What genre does the film fall into for you, would you say?
Shyamalan: I would say … that’s a good question: science-fiction, thriller, horror.
(Photo by © Apple TV+)
That’s going to whet people’s appetites. You’re making that film with Universal, and they’re looking at new release strategies moving into the new year which could see theatrical release windows shrink for certain movies. That’s been a huge topic of industry conversation. Obviously, you’re making Servant for television, but you’re making films for theaters too. Do you hold to the idea that you want your theatrical films to be seen on the big screen?
Shyamalan: Oh, yeah. I mean, I’m as dogmatic about this as anyone on the planet. I make movies for movie theaters. That’s where they’re going to play. That’s where they’re going to be seen. That’s the art form that I do that in, and there’s no conversation about that.
When the theaters open back up, we’ll start telling stories to a collective group. I think it’s really important that we have art forms that we experience together — concerts and plays and movies — that we have our emotional experience affected by the people that are in the room with us. So, when you watch a movie with a group of teenage girls, you will have a different perspective about the humor and the movement and the pacing. You add somebody who’s 60 years old over there and then you’re having a slightly different perspective. Or a group of people that are Asian or African-American… everything is affecting me. And I’m now having a collective experience about those things that are universal, that are affecting all of us. And each of us is pulling at each other in this tapestry of emotion, and we’re giving a little bit of me to them and them to me. And we do it all like that unconsciously. And that’s the art form that you watch. So that for me is a non-starter.
When it’s safe to go back to the movie theaters, we’ll all tell stories that way. And we can tell stories for the streamers this way, which is a different type of art form that I’m enjoying as well.
Finally, you’ve previously mentioned you planned for Servant to be 60 episodes across six seasons. For now, with the just-announced third season, you’ve got 30 locked in. Is the vision still for 60 episodes?
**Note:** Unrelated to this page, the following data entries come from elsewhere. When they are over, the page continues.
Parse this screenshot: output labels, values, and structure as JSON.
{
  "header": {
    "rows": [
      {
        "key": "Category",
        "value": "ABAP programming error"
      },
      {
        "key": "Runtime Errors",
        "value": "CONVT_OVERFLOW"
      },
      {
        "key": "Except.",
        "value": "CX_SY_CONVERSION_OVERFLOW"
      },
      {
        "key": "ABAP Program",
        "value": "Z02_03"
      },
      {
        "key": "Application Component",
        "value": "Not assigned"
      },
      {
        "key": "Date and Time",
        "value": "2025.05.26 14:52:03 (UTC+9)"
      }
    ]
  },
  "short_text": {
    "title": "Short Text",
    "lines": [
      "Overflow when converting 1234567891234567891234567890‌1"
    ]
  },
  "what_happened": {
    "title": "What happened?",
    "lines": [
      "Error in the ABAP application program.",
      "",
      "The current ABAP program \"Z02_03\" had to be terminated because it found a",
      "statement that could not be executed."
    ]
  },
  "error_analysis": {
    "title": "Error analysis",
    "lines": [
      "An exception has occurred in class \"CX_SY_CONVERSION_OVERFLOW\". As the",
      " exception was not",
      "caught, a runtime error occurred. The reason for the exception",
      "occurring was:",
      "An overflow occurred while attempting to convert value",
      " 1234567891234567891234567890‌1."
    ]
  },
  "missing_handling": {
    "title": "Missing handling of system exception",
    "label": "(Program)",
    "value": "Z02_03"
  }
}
Shyamalan: When I first started, I thought it was going to be six seasons. And I picked that number because it was an arbitrary number, where I thought, It’s not too long and it’s not too short. I can have a time and a commitment with the audience. But as I started to play it out, two things changed: One was the playing field changed a bit. There wasn’t that many streamers, there wasn’t that many places that were doing what we’re doing. Now there’s dozens. There’ll be more and more and more. And I think that the challenge for us to get everybody’s attention for that long has changed.
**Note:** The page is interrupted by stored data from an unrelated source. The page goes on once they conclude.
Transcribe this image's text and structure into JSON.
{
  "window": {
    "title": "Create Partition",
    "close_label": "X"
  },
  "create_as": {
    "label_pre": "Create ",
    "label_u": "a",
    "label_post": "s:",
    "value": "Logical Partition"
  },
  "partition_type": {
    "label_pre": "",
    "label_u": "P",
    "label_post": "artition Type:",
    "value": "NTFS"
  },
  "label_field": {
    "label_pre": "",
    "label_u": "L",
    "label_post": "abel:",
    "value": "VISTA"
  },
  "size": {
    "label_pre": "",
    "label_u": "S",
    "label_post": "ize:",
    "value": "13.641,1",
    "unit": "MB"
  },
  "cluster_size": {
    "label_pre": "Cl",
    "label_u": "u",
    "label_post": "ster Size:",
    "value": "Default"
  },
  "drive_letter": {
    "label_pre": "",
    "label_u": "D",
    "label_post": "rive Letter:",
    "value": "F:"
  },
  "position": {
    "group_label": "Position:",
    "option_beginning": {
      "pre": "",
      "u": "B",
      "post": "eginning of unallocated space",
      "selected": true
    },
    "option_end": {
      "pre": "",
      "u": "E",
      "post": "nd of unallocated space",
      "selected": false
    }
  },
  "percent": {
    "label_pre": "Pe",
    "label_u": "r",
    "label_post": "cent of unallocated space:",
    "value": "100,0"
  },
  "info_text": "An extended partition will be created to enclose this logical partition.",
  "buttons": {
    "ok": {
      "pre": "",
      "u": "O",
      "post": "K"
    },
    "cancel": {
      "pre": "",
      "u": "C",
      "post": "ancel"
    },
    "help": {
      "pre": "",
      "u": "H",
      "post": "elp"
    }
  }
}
I also didn’t realize I was going to be so involved with this show. I thought I was going to write the pilot and kind of supervise things, but really, I’m putting every sound effect in myself. I’m talking to the composer. (Right after this, I’m going to go up and talk to the composer. I just came from the writer’s room before this to talk about season 3.) I mean, I’m doing everything. I don’t think I can do it at this level for six years.
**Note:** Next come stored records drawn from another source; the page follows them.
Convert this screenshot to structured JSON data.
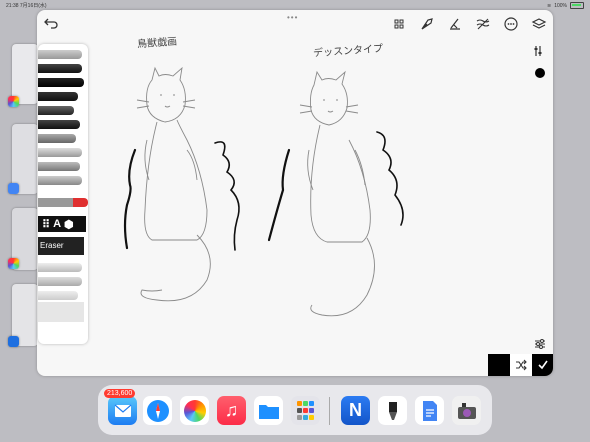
{
  "status_bar": {
    "time": "21:38",
    "date": "7月16日(水)",
    "battery": "100%"
  },
  "annotations": {
    "left": "鳥獣戯画",
    "right": "デッスンタイプ"
  },
  "tools": {
    "back": "back-arrow-icon",
    "top": [
      "grid-icon",
      "pen-nib-icon",
      "ruler-pen-icon",
      "wave-stroke-icon",
      "more-circle-icon",
      "layers-icon"
    ],
    "current_color": "#000000"
  },
  "brush_panel": {
    "picker_glyphs": [
      "⠿",
      "A"
    ],
    "eraser_label": "Eraser"
  },
  "dock": {
    "mail_badge": "213,600",
    "apps": [
      "Mail",
      "Safari",
      "Photos",
      "Music",
      "Files",
      "Utilities",
      "Notes App",
      "Brush App",
      "Docs",
      "Camera Tools"
    ]
  },
  "colors": {
    "accent": "#000000",
    "panel": "#f7f7f7",
    "background": "#bdbdc2"
  }
}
Then what happened during the pandemic is I worked it all out. I just started writing out, “Well, how about an episode like this? How about this happens here? How about the end of this season, this happens here?” And it laid out to 40 episodes. So it ended up being a 40-chapter story, and we’re super-lucky that 30 of them are definitely going to get made. And I’m hoping if we do that at a super-high level, that we’ll get the chance to do the last 10.